Free Press pressures Congress and the FCC to require that mobile devices will work with any wireless network, in advance of the upcoming wireless spectrum auction.

As Free Press and others push their new "Free the iPhone" campaign, policy-makers and regulators are weighing in on open access in the mobile technology arena, and all sides appear to be gearing up for battle.

Free Press announced a Free the iPhone campaign Friday. The group, which lobbies against media consolidation, wants Congress and the Federal Communications Commission to say it wants the device and others like it to work on any wireless network.

"Bad policies have created an unhealthy wireless industry where companies like AT&T and Verizon are gatekeepers over the mobile Internet with the power to block competition and chain devices to their slow-speed networks," Free Press explained in a prepared statement.

In addition to requiring that mobile devices work with any carrier, the group wants to ensure that consumers can access any content or services through their devices and to require competition among providers.

"This issue goes well beyond the iPhone," Timothy Karr, Free Press campaign director, said in a prepared statement. "It's about a dysfunctional wireless system that stifles innovation and competition across the country. We need real open access, which opens networks for innovation and wholesale markets for competition. Until we have this, the iPhone -- and other innovative gadgets like it -- will never reach full potential."

The new campaign features a logo with the iPhone shackled to a ball (that looks like AT&T's logo) and chain.

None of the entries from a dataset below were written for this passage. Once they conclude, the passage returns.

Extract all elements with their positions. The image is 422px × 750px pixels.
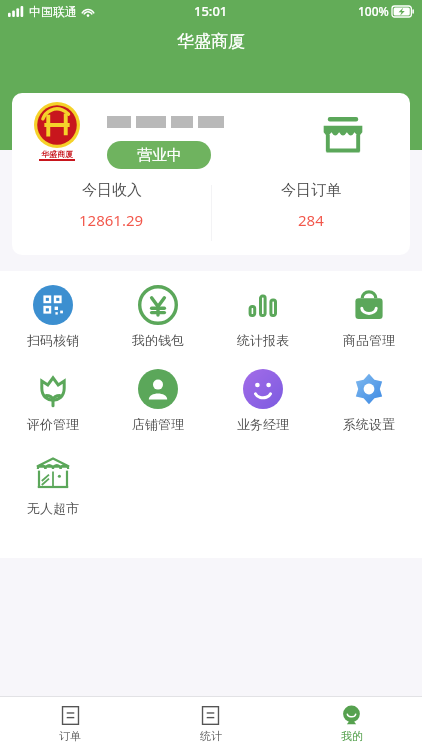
button[interactable]: 店铺 xyxy=(320,111,366,157)
button[interactable]: 扫码核销 xyxy=(0,285,105,348)
staticText: 订单 xyxy=(59,729,81,743)
button[interactable]: 我的钱包 xyxy=(105,285,210,348)
staticText: 统计 xyxy=(200,729,222,743)
staticText: 今日订单 xyxy=(281,181,341,200)
staticText: 扫码核销 xyxy=(27,332,79,348)
staticText: 统计报表 xyxy=(237,332,289,348)
staticText: 华盛商厦 xyxy=(177,31,245,52)
staticText: 无人超市 xyxy=(27,500,79,516)
button[interactable]: 业务经理 xyxy=(210,369,316,432)
button[interactable]: 统计报表 xyxy=(210,285,316,348)
staticText: 商品管理 xyxy=(343,332,395,348)
staticText: 我的钱包 xyxy=(132,332,184,348)
button[interactable]: 评价管理 xyxy=(0,369,105,432)
button[interactable]: 今日订单 xyxy=(211,181,410,230)
staticText: 今日收入 xyxy=(82,181,142,200)
staticText: 系统设置 xyxy=(343,416,395,432)
button[interactable]: 店铺管理 xyxy=(105,369,210,432)
staticText: 评价管理 xyxy=(27,416,79,432)
button[interactable]: 无人超市 xyxy=(0,453,105,516)
staticText: 12861.29 xyxy=(79,210,144,230)
button[interactable]: 营业中 xyxy=(107,141,211,169)
button[interactable]: 订单 xyxy=(0,697,140,750)
staticText: 店铺管理 xyxy=(132,416,184,432)
staticText: 营业中 xyxy=(137,146,182,165)
staticText: 284 xyxy=(298,210,324,230)
button[interactable]: 我的 xyxy=(281,697,422,750)
button[interactable]: 系统设置 xyxy=(316,369,422,432)
staticText: 我的 xyxy=(341,729,363,743)
staticText: 中国联通 xyxy=(29,4,77,19)
button[interactable]: 今日收入 xyxy=(12,181,211,230)
staticText: 华盛商厦 xyxy=(41,149,73,159)
staticText: 100% xyxy=(358,3,389,19)
button[interactable]: 统计 xyxy=(140,697,281,750)
button[interactable]: 商品管理 xyxy=(316,285,422,348)
staticText: 业务经理 xyxy=(237,416,289,432)
button[interactable]: 华盛商厦 xyxy=(12,93,410,255)
staticText: 15:01 xyxy=(194,2,228,20)
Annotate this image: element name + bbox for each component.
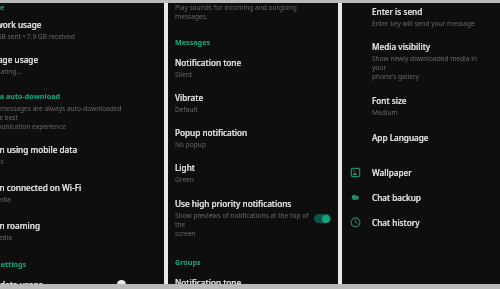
button[interactable]: Low data usage: [0, 272, 130, 289]
staticText: Notification tone: [175, 277, 242, 288]
staticText: Font size: [372, 95, 407, 106]
staticText: When roaming: [0, 220, 40, 231]
staticText: Wallpaper: [372, 167, 412, 178]
staticText: Play sounds for incoming and outgoing me…: [175, 3, 297, 21]
staticText: Voice messages are always auto-downloade…: [0, 104, 130, 131]
staticText: Enter key will send your message: [372, 19, 475, 28]
staticText: 25.1 GB sent • 7.9 GB received: [0, 32, 75, 41]
button[interactable]: Enter is send: [372, 6, 492, 29]
button[interactable]: Low data usage toggle: [117, 280, 126, 289]
staticText: No popup: [175, 140, 206, 149]
button[interactable]: Notification tone: [175, 50, 331, 80]
staticText: Enter is send: [372, 6, 423, 17]
staticText: Calculating…: [0, 67, 22, 76]
button[interactable]: Chat backup: [350, 178, 492, 203]
button[interactable]: Media visibility: [372, 29, 492, 82]
button[interactable]: When roaming: [0, 205, 130, 243]
button[interactable]: App Language: [372, 118, 492, 144]
staticText: Show newly downloaded media in your phon…: [372, 54, 492, 81]
staticText: When using mobile data: [0, 144, 78, 155]
staticText: Show previews of notifications at the to…: [175, 211, 314, 238]
staticText: Chat backup: [372, 192, 421, 203]
staticText: When connected on Wi-Fi: [0, 182, 82, 193]
button[interactable]: Popup notification: [175, 115, 331, 150]
staticText: Network usage: [0, 19, 42, 30]
staticText: Photos: [0, 157, 4, 166]
button[interactable]: Storage usage: [0, 42, 130, 77]
staticText: Usage: [0, 2, 5, 12]
staticText: Low data usage: [0, 279, 44, 289]
button[interactable]: Notification tone: [175, 270, 331, 289]
staticText: Media auto-download: [0, 91, 61, 101]
staticText: Green: [175, 175, 194, 184]
staticText: Groups: [175, 257, 201, 267]
button[interactable]: Font size: [372, 82, 492, 118]
staticText: Silent: [175, 70, 193, 79]
button[interactable]: When connected on Wi-Fi: [0, 167, 130, 205]
button[interactable]: Network usage: [0, 12, 130, 42]
button[interactable]: Use high priority notifications: [175, 185, 331, 239]
staticText: Messages: [175, 37, 211, 47]
staticText: No media: [0, 233, 13, 242]
staticText: Storage usage: [0, 54, 39, 65]
staticText: Vibrate: [175, 92, 204, 103]
staticText: Notification tone: [175, 57, 242, 68]
staticText: Call settings: [0, 259, 27, 269]
button[interactable]: Chat history: [350, 203, 492, 228]
staticText: App Language: [372, 132, 429, 143]
staticText: Default: [175, 105, 198, 114]
button[interactable]: Vibrate: [175, 80, 331, 115]
staticText: Chat history: [372, 217, 420, 228]
button[interactable]: When using mobile data: [0, 131, 130, 167]
button[interactable]: Wallpaper: [350, 144, 492, 178]
staticText: Medium: [372, 108, 398, 117]
staticText: Media visibility: [372, 41, 431, 52]
button[interactable]: Light: [175, 150, 331, 185]
staticText: Popup notification: [175, 127, 248, 138]
staticText: Use high priority notifications: [175, 198, 292, 209]
staticText: Light: [175, 162, 195, 173]
staticText: All media: [0, 195, 11, 204]
button[interactable]: [314, 214, 331, 223]
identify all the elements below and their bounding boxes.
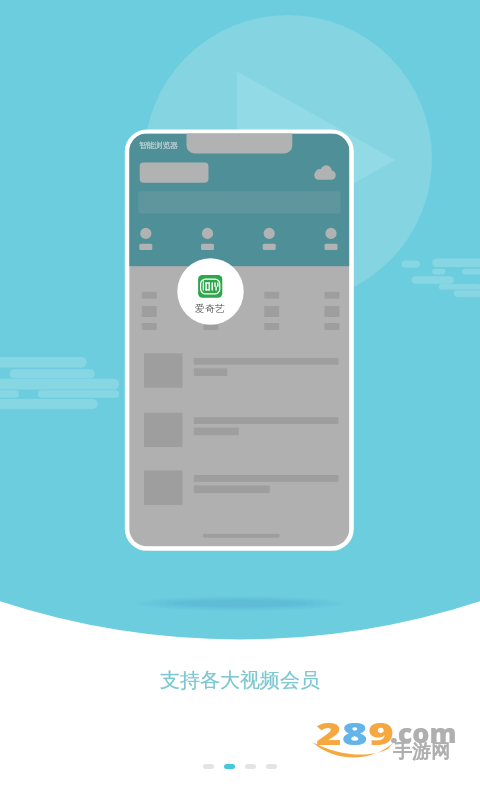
- staticText: 智能浏览器: [139, 140, 178, 150]
- button[interactable]: Page 1: [203, 764, 214, 769]
- button[interactable]: Page 2: [224, 764, 235, 769]
- button[interactable]: Page 4: [266, 764, 277, 769]
- staticText: 手游网: [393, 740, 450, 764]
- staticText: 9: [368, 713, 394, 754]
- button[interactable]: Page 3: [245, 764, 256, 769]
- staticText: 2: [316, 713, 342, 754]
- staticText: .com: [390, 714, 457, 751]
- button[interactable]: 爱奇艺: [177, 258, 243, 324]
- staticText: 8: [342, 713, 368, 754]
- staticText: 支持各大视频会员: [160, 668, 320, 693]
- staticText: 爱奇艺: [195, 302, 225, 315]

Organizers are urging the public to donate and write to Congress, the FCC, and others who will support the effort.

Apple has said it chose AT&T to provide iPhone service because it is the best and most popular wireless network in the United States and because GSM is the "overwhelming" global standard.

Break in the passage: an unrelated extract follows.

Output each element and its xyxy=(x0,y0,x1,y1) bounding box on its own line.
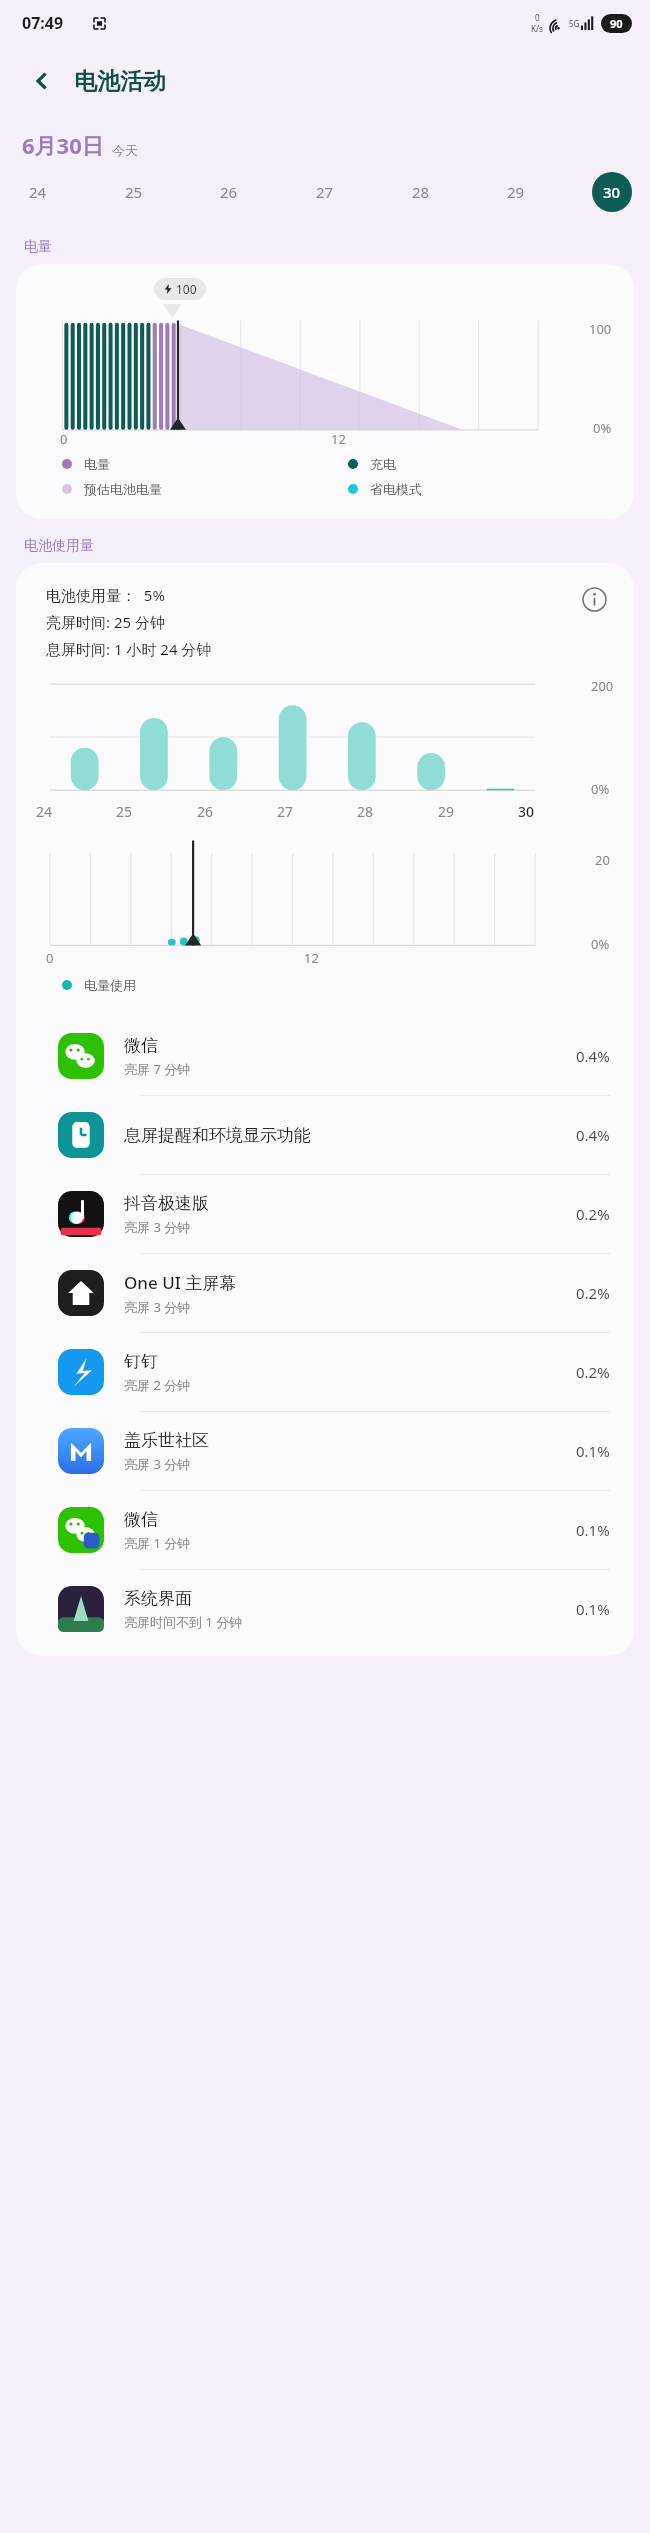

Free Press -- which claims a nonpartisan mission and open donor funding but is backed by many who lean left -- announced the "Free the iPhone" campaign just after the House Committee on Telecommunications and the Internet held a hearing on wireless technology. Chairman Edward Markey, a Massachusetts Democrat, said the iPhone embodies both the strengths and weaknesses in wireless technology.

The FCC's plans to auction off wireless spectrum also have drawn recent attention to wireless interoperability and openness. Last week, FCC Chairman Kevin Martin floated his ideas for auction rules. His proposal, which has not been publicly released, calls for public airwaves to be open for all devices.

Free Press, some other public interest groups, and even a few technology companies have criticized Martin's proposal, which opens access to a portion of the spectrum. Critics say it does not open the network to wholesale competition.

"What Chairman Martin is proposing isn't true open access, and it won't create the broadband competition we need," S. Derek Turner, research director at Free Press, said in a prepared statement. "Martin's plan to unlock devices still leaves us with the same few companies that are trying to undercut competition, and whose broken promises on broadband deployment and innovation have left us with a slow, expensive network and a vast digital divide."